A stress test combines one or both of those tools with exercise, usually walking on a treadmill at increasing speed and incline. The point is to see how your heart responds when it’s working hard, since some problems only become visible under exertion. Images are taken before and after exercise to compare function. If you can’t exercise, medication can be used to simulate the effect.

Signs That Need Immediate Help

Certain symptoms call for emergency services, not a scheduled appointment. Call 911 if you experience chest pain that feels like pressure, tightness, or squeezing, especially if it comes and goes. Pain or discomfort spreading to the shoulder, arm, back, neck, jaw, or teeth.
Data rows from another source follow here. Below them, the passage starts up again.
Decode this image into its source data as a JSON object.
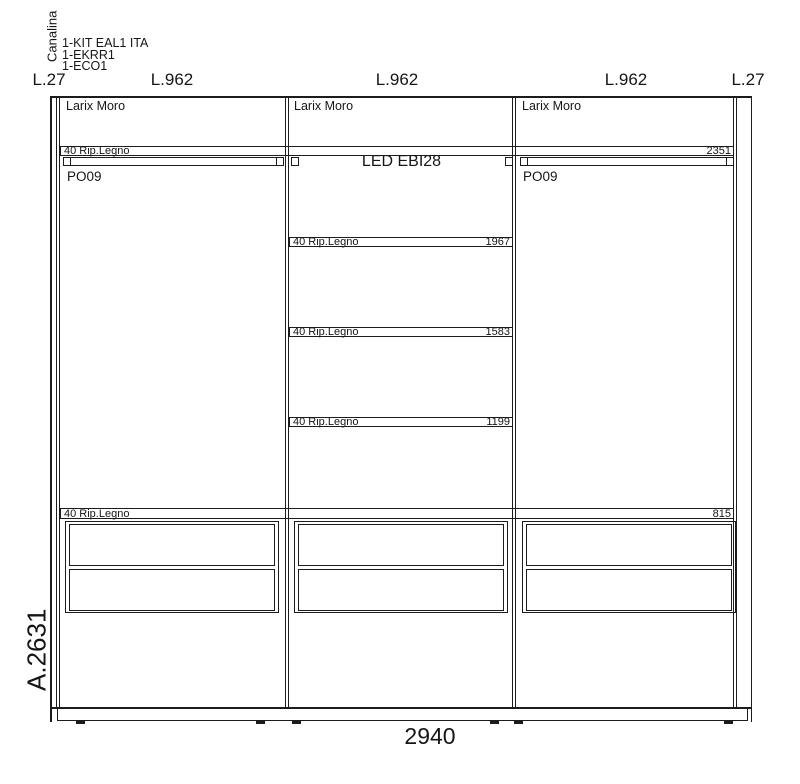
{
  "header": {
    "vertical_label": "Canalina",
    "kit_lines": [
      "1-KIT EAL1 ITA",
      "1-EKRR1",
      "1-ECO1"
    ]
  },
  "top_dimensions": [
    "L.27",
    "L.962",
    "L.962",
    "L.962",
    "L.27"
  ],
  "cabinet": {
    "sections": [
      {
        "material": "Larix Moro",
        "door": "PO09"
      },
      {
        "material": "Larix Moro",
        "led": "LED EBI28"
      },
      {
        "material": "Larix Moro",
        "door": "PO09"
      }
    ],
    "shelves": [
      {
        "label": "40 Rip.Legno",
        "height": "2351"
      },
      {
        "label": "40 Rip.Legno",
        "height": "1967"
      },
      {
        "label": "40 Rip.Legno",
        "height": "1583"
      },
      {
        "label": "40 Rip.Legno",
        "height": "1199"
      },
      {
        "label": "40 Rip.Legno",
        "height": "815"
      }
    ]
  },
  "overall": {
    "height_label": "A.2631",
    "width_label": "2940"
  },
  "colors": {
    "line": "#1c1c1c",
    "background": "#ffffff"
  }
}
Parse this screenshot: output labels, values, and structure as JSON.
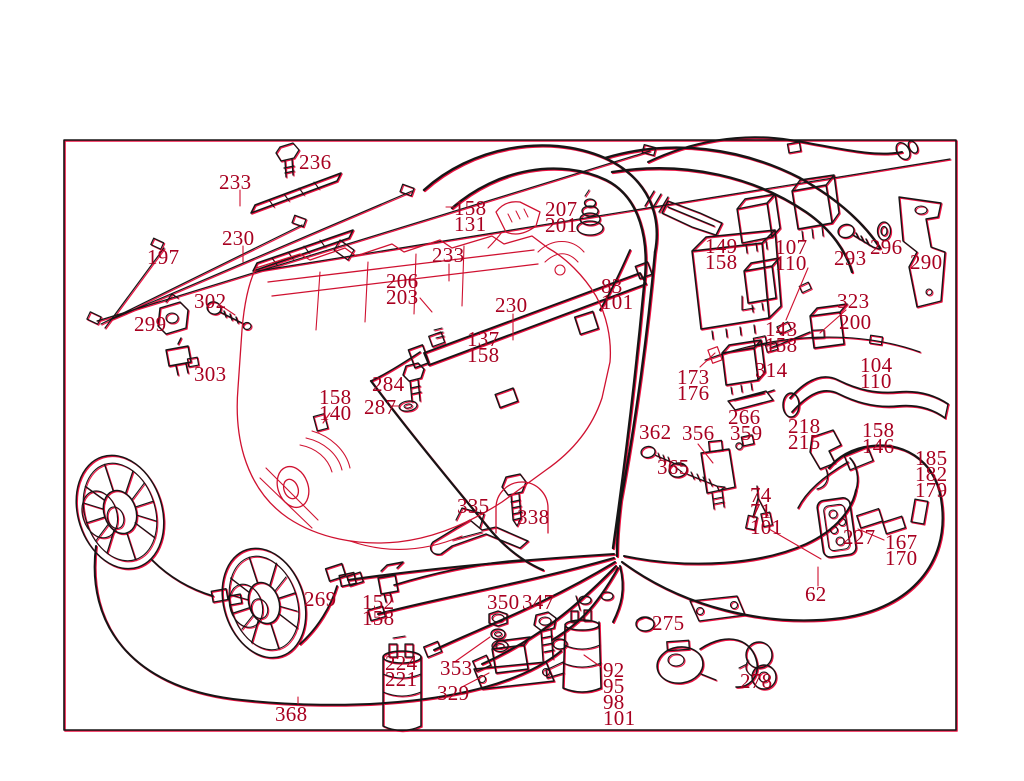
{
  "palette": {
    "background": "#ffffff",
    "line_black": "#161616",
    "line_red": "#cf1130",
    "accent_shadow": "#ef1243",
    "label_color": "#a80020"
  },
  "labels": [
    {
      "x": 299,
      "y": 154,
      "lines": [
        "236"
      ]
    },
    {
      "x": 219,
      "y": 174,
      "lines": [
        "233"
      ]
    },
    {
      "x": 222,
      "y": 230,
      "lines": [
        "230"
      ]
    },
    {
      "x": 147,
      "y": 249,
      "lines": [
        "197"
      ]
    },
    {
      "x": 454,
      "y": 200,
      "lines": [
        "158",
        "131"
      ]
    },
    {
      "x": 545,
      "y": 201,
      "lines": [
        "207",
        "201"
      ]
    },
    {
      "x": 432,
      "y": 247,
      "lines": [
        "233"
      ]
    },
    {
      "x": 386,
      "y": 273,
      "lines": [
        "206",
        "203"
      ]
    },
    {
      "x": 495,
      "y": 297,
      "lines": [
        "230"
      ]
    },
    {
      "x": 601,
      "y": 278,
      "lines": [
        "83",
        "101"
      ]
    },
    {
      "x": 705,
      "y": 238,
      "lines": [
        "149",
        "158"
      ]
    },
    {
      "x": 775,
      "y": 239,
      "lines": [
        "107",
        "110"
      ]
    },
    {
      "x": 834,
      "y": 250,
      "lines": [
        "293"
      ]
    },
    {
      "x": 870,
      "y": 239,
      "lines": [
        "296"
      ]
    },
    {
      "x": 910,
      "y": 254,
      "lines": [
        "290"
      ]
    },
    {
      "x": 194,
      "y": 293,
      "lines": [
        "302"
      ]
    },
    {
      "x": 134,
      "y": 316,
      "lines": [
        "299"
      ]
    },
    {
      "x": 194,
      "y": 366,
      "lines": [
        "303"
      ]
    },
    {
      "x": 837,
      "y": 293,
      "lines": [
        "323"
      ]
    },
    {
      "x": 839,
      "y": 314,
      "lines": [
        "200"
      ]
    },
    {
      "x": 765,
      "y": 321,
      "lines": [
        "143",
        "158"
      ]
    },
    {
      "x": 467,
      "y": 331,
      "lines": [
        "137",
        "158"
      ]
    },
    {
      "x": 372,
      "y": 376,
      "lines": [
        "284"
      ]
    },
    {
      "x": 364,
      "y": 399,
      "lines": [
        "287"
      ]
    },
    {
      "x": 319,
      "y": 389,
      "lines": [
        "158",
        "140"
      ]
    },
    {
      "x": 755,
      "y": 362,
      "lines": [
        "314"
      ]
    },
    {
      "x": 677,
      "y": 369,
      "lines": [
        "173",
        "176"
      ]
    },
    {
      "x": 860,
      "y": 357,
      "lines": [
        "104",
        "110"
      ]
    },
    {
      "x": 728,
      "y": 409,
      "lines": [
        "266"
      ]
    },
    {
      "x": 639,
      "y": 424,
      "lines": [
        "362"
      ]
    },
    {
      "x": 682,
      "y": 425,
      "lines": [
        "356"
      ]
    },
    {
      "x": 730,
      "y": 425,
      "lines": [
        "359"
      ]
    },
    {
      "x": 788,
      "y": 418,
      "lines": [
        "218",
        "215"
      ]
    },
    {
      "x": 862,
      "y": 422,
      "lines": [
        "158",
        "146"
      ]
    },
    {
      "x": 915,
      "y": 450,
      "lines": [
        "185",
        "182",
        "179"
      ]
    },
    {
      "x": 657,
      "y": 459,
      "lines": [
        "365"
      ]
    },
    {
      "x": 750,
      "y": 487,
      "lines": [
        "74",
        "71",
        "101"
      ]
    },
    {
      "x": 843,
      "y": 529,
      "lines": [
        "227"
      ]
    },
    {
      "x": 885,
      "y": 534,
      "lines": [
        "167",
        "170"
      ]
    },
    {
      "x": 457,
      "y": 498,
      "lines": [
        "335"
      ]
    },
    {
      "x": 517,
      "y": 509,
      "lines": [
        "338"
      ]
    },
    {
      "x": 805,
      "y": 586,
      "lines": [
        "62"
      ]
    },
    {
      "x": 304,
      "y": 591,
      "lines": [
        "269"
      ]
    },
    {
      "x": 362,
      "y": 594,
      "lines": [
        "152",
        "158"
      ]
    },
    {
      "x": 487,
      "y": 594,
      "lines": [
        "350"
      ]
    },
    {
      "x": 522,
      "y": 594,
      "lines": [
        "347"
      ]
    },
    {
      "x": 385,
      "y": 655,
      "lines": [
        "224",
        "221"
      ]
    },
    {
      "x": 440,
      "y": 660,
      "lines": [
        "353"
      ]
    },
    {
      "x": 437,
      "y": 685,
      "lines": [
        "329"
      ]
    },
    {
      "x": 652,
      "y": 615,
      "lines": [
        "275"
      ]
    },
    {
      "x": 603,
      "y": 662,
      "lines": [
        "92",
        "95",
        "98",
        "101"
      ]
    },
    {
      "x": 740,
      "y": 673,
      "lines": [
        "278"
      ]
    },
    {
      "x": 275,
      "y": 706,
      "lines": [
        "368"
      ]
    }
  ]
}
Sudden shortness of breath where you’re gasping or can’t take a full breath. A feeling of doom or intense anxiety resembling a panic attack. Any combination of these warrants calling emergency services immediately.

If you don’t have access to emergency medical services, have someone drive you to the nearest hospital. Driving yourself should be a last resort only if no other option exists. Heart attack treatment is most effective in the first hours, and every minute of delay increases the risk of permanent heart muscle damage.